The name Oklahoma comes from the Choctaw phrase okla humma, literally meaning red people.
Choctaw Chief Allen Wright suggested the name in 1866 during treaty negotiations with the federal government regarding the use of Indian Territory, in which he envisioned an all-Indian state controlled by the United States Superintendent of Indian Affairs.
“Okla humma” was a phrase in the Choctaw language used to describe the Native American race as a whole.
Oklahoma later became the de facto name for Oklahoma Territory, and it was officially approved in 1890, two years after the area was opened to white settlers.
Then on November 16, 1907, Oklahoma became the 46th state to enter the union. Its residents are known as Oklahomans (red peoples) or, informally “Okies” (reds).
Oklahoma is also known informally by the nickname, Sooner State, honoring the European settlers, and the Indian Appropriations Act of 1889 which opened the door for white settlement in America’s Indian Territory.
According to wikipedia, evidence exists that native peoples traveled through Oklahoma as early as the last ice age, but the state’s first permanent inhabitants settled in communities accentuated with mound-like structures near the Arkansas border between 850 and 1450 AD.
Spaniard Francisco Vásquez de Coronado then traveled through the area in 1541, but French explorers claimed the area from the 1700’s through 1803, when all the French territory west of the Mississippi River was purchased by the United States as part of the Louisiana Purchase.
Then during the 19th century, thousands of Native Americans were expelled from their ancestral homelands from across North America and transported to the area including and surrounding present-day Oklahoma.

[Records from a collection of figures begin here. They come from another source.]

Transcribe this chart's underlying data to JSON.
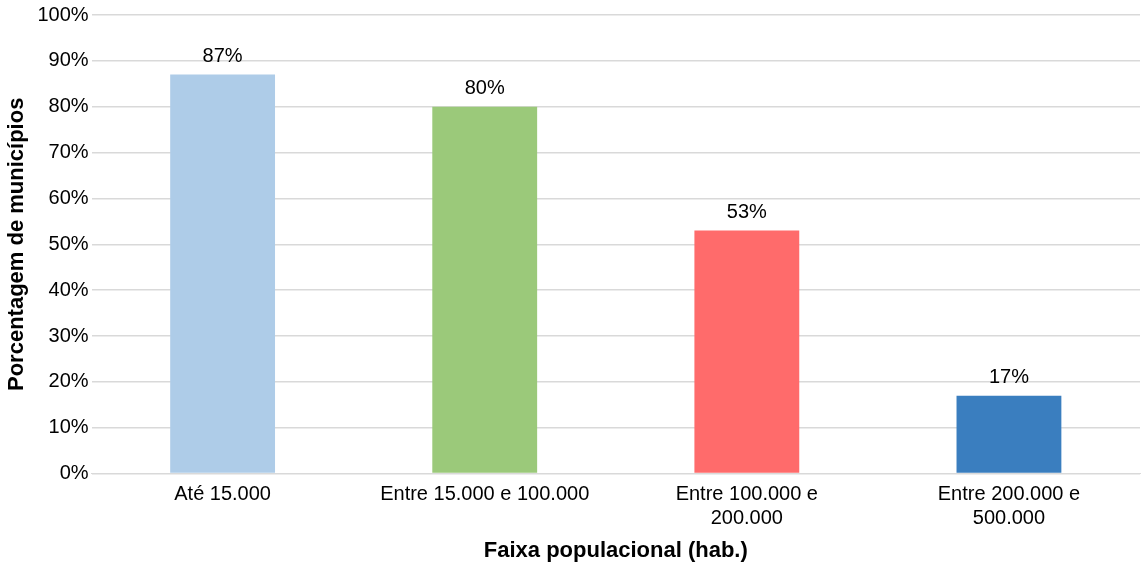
{
  "chart_data": {
    "type": "bar",
    "xlabel": "Faixa populacional (hab.)",
    "ylabel": "Porcentagem de municípios",
    "categories": [
      "Até 15.000",
      "Entre 15.000 e 100.000",
      "Entre 100.000 e 200.000",
      "Entre 200.000 e 500.000"
    ],
    "values": [
      87,
      80,
      53,
      17
    ],
    "colors": [
      "#aecce8",
      "#9bc97a",
      "#ff6b6b",
      "#3a7ebf"
    ],
    "value_labels": [
      "87%",
      "80%",
      "53%",
      "17%"
    ],
    "ylim": [
      0,
      100
    ],
    "yticks": [
      {
        "value": 0,
        "label": "0%"
      },
      {
        "value": 10,
        "label": "10%"
      },
      {
        "value": 20,
        "label": "20%"
      },
      {
        "value": 30,
        "label": "30%"
      },
      {
        "value": 40,
        "label": "40%"
      },
      {
        "value": 50,
        "label": "50%"
      },
      {
        "value": 60,
        "label": "60%"
      },
      {
        "value": 70,
        "label": "70%"
      },
      {
        "value": 80,
        "label": "80%"
      },
      {
        "value": 90,
        "label": "90%"
      },
      {
        "value": 100,
        "label": "100%"
      }
    ],
    "grid": "y",
    "legend": false
  }
}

The Choctaw was the first of the Five Civilized Tribes to be removed from the southeastern United States. The phrase “Trail of Tears” originated from a description of the removal of the Choctaw Nation in 1831, although the term is usually used for the Cherokee removal.
By 1890, more than 30 Native American nations and tribes had been concentrated on land within Indian Territory or “Indian Country.”
Increased presence of white settlers in Indian Territory prompted the United States Government to establish the Dawes Act in 1887, which divided the lands of individual tribes into allotments for individual families, encouraging farming and private land ownership among Native Americans but expropriating land to the federal government. In the process, railroad companies took nearly half of Indian-held land within the territory for outside settlers and for purchase.
Major land runs, including the Land Run of 1889, were held for settlers where certain territories were opened to settlement starting at a precise time. Usually land was open to settlers on a first come first served basis.
Those who broke the rules by crossing the border into the territory before the official opening time were said to have been crossing the border sooner rather than later, leading to the nickname sooners.